Jika tongkrongan anak muda Jaksel kerap diasosiasikan dengan caffee dan resto bertarif mahal, maka remaja SCBD sudah merasa bahagia jika bisa jajan tahu bulat atau minum minuman Nutrisari.

Dengan uang jajan Rp 50.000 mereka bisa menjadi “idola” yang dimimpikannya. Dengan busana yang dibeli murah dari market place atau berburu dari penjualan barang bekas serta memadupadankan sesuai seleranya, mereka bisa tampil maksimal seperti pesohor.

Kolektivitas kelompok menjadikan mereka memiliki teman yang se-ide dan sependapat akan artinya “indentitas”.

Tampil menjadi “selebgram” seperti Bonge, Kurma, Jeje atau Roy yang diundang menjadi tamu podcast para influencer atau model foto dan video serta mendapat bayaran profesional, menjadi salah satu tujuan remaja-remaja SCBD.

Mereka tidak ubahnya dengan artis-artis panggung yang rindu order manggung atau politisi-politisi kita yang butuh narsis agar diketahui konstituen.

Remaja SCBD seperti halnya “anak baru gede” atau ABG butuh pengakuan akan identitas dan eksistensinya.

Mereka galau jika tidak mendapat pengakuan dari lingkungannya, belum lagi ajang eksistensi di Citayam, Bojonggede atau Depok memang tidak mendukung.

Ada berapakah ruang terbuka hijau dan senyaman Dukuh Atas atau minimal instagramable ada di Citayam? Apakah Bojonggede memiliki salasar senyaman kawasan pedestrian ala Sudirman?

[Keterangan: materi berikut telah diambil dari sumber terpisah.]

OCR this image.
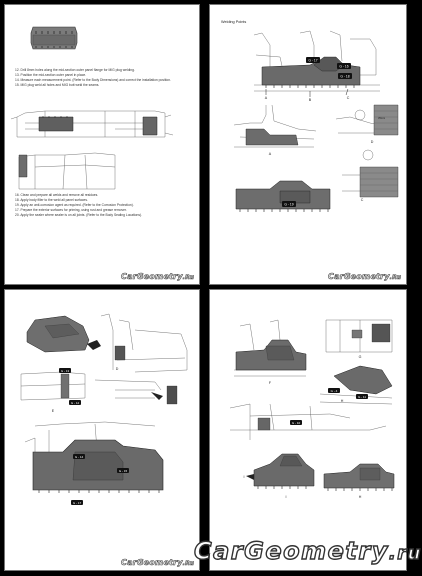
12. Drill 8mm holes along the mid-section outer panel flange for MIG plug welding.
13. Position the mid-section outer panel in place.
14. Measure each measurement point. (Refer to the Body Dimensions) and correct the installation position.
15. MIG plug weld all holes and MIG butt weld the seams.
16. Clean and prepare all welds and remove all residues.
18. Apply body filler to the weld all panel surfaces.
19. Apply an anti-corrosion agent as required. (Refer to the Corrosion Protection).
17. Prepare the exterior surfaces for priming, using rust and grease remover.
20. Apply the sealer where sealer is on all joints. (Refer to the Body Sealing Locations).
CarGeometry.Ru
Welding Points
G - 17
G - 16
G - 18
G - 19
A	B	C
A
D
C
35mm
CarGeometry.Ru
G - 13
G - 12
G - 14
G - 15
G - 17
D
E
CarGeometry.Ru
G - 4
G - 11
G - 10
F
G
H
I
I	H
CarGeometry.ru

David Chaney, mahaguru sosiologi dari Universitas Durham, Inggris menyebut fenomena seperti Citayam Wave adalah bagian dari gaya hidup yang menjadi ciri dunia modern yang disebut modernitas.

Siapapun yang hidup di dalam masyarakat modern akan menggunakan gagasan tentang gaya hidup untuk menggambarkan tindakannya sendiri ataupun orang lain.

Gaya hidup adalah pola-pola tindakan yang membedakan antara satu orang dengan yang lainya.

Dengan cara pandang ini, interaksi remaja SCBD hendaknya dipahami sebagai cara mereka untuk esksis dan survive.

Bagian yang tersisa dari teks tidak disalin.